How you spell relief? I spell it SB5. Finally the tide has turned in the corporate
anti-labor assault on public sector unions.
If there were teacher unions in
any state that didn't deserve SB5 it was those of Ohio. Ohio is the home of the Toledo Plan, the
ground breaking Peer Assistance and Review System (PARS) which has been a
national model of teacher taking control of professionalism for decades. According to new
research, deployment of a PARS system leads to more collaborative labor
management relations.
Another example: The Dayton local
was recently highlighted in NEA Today for using the grievance procedure to
acquire textbooks for special needs students.
But I discovered the most
significant example of the progressive work of Ohio's teacher unions in Denver,
at the US Department of Education's Labor Management
Conference. At a reception, I spent
considerable time talking with several representatives of the Federal Mediation and Conciliation Service,
a federal agency charged with improving relations between labor and
management. At one point I was talking
with an FMCS mediator from Ohio, who turned to a colleague and asked,
"What percentage of teacher negotiations we do in Ohio do you think are interest
based?" The colleague thought
about it for a moment, and replied, "Eighty percent."

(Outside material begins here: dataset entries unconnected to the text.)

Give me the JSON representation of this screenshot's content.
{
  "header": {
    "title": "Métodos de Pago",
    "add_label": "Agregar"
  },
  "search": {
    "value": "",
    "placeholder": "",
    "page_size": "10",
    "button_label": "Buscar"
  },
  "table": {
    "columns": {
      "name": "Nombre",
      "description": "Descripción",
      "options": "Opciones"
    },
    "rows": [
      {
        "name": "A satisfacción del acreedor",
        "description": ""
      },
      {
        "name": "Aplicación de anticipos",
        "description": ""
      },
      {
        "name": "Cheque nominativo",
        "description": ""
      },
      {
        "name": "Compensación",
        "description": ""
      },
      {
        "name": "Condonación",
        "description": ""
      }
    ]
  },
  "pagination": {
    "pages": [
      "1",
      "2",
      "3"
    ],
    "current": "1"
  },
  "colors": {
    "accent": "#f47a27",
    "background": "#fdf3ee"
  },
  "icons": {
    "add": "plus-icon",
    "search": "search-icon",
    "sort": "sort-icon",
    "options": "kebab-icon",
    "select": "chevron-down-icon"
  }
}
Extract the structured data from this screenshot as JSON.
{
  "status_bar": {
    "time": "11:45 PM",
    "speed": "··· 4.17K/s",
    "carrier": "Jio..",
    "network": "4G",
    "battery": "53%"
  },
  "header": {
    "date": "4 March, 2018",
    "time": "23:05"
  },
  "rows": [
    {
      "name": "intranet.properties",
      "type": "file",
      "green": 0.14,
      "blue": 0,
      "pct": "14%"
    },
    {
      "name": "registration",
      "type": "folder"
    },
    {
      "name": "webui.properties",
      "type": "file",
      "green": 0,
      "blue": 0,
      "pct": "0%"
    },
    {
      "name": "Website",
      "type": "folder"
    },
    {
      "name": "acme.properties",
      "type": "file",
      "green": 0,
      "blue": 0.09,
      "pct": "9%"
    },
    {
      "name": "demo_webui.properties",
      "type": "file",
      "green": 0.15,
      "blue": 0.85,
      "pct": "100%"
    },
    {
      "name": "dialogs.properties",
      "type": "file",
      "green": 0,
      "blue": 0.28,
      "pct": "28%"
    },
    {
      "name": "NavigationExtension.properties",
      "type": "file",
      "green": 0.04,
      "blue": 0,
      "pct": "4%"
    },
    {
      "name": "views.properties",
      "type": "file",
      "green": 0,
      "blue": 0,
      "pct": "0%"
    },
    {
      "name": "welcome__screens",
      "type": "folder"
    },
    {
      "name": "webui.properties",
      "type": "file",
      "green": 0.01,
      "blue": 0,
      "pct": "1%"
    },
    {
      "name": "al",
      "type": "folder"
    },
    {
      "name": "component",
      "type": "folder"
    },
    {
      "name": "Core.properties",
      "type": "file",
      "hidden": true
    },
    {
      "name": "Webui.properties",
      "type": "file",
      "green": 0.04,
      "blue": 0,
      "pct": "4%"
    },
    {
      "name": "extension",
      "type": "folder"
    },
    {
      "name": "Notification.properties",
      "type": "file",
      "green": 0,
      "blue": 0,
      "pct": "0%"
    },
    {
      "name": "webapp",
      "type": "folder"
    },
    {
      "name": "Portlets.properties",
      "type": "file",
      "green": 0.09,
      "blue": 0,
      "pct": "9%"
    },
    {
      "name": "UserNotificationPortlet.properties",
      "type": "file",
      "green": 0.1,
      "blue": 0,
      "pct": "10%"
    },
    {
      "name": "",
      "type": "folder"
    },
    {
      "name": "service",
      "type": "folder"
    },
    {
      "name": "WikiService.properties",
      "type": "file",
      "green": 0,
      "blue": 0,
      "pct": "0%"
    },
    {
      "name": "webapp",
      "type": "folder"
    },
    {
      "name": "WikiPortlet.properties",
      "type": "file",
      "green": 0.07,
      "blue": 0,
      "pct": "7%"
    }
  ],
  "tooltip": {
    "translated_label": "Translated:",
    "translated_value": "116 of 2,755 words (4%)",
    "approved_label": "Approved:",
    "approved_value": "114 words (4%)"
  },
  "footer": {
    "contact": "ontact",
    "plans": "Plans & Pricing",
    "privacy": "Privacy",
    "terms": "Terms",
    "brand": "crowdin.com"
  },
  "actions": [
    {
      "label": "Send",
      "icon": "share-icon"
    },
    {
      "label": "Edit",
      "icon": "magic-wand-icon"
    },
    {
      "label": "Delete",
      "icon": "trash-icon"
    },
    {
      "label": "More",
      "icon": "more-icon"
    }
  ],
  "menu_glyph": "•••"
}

Eighty percent. As a VT-NEA local leader, I've been working
to encourage the use of interest based bargaining (IBB) in two Vermont
supervisory unions, a state where the labor-management relations often have an adversarial
character because they rely on distributive tools. We are just taking our first baby steps to
achieve what has been achieved in Ohio.
And Ohio, where FMCS deploys this tool 80% of the time, which has been
using contemporary conflict management tools for decades, where unions join
with their communities to create great student results, experiences SB5. I was shocked, saddened and angered.
Ohio's unions did not deserve
this assault. They were punished for
doing some of the most progressive, collaborative and innovative work in the
country. I am incredibly relieved that
the citizens of Ohio recognized the treasure they have in these great civic
institutions, public sector unions, by not just repealing SB5, but repudiating
their governor by an almost two to one margin.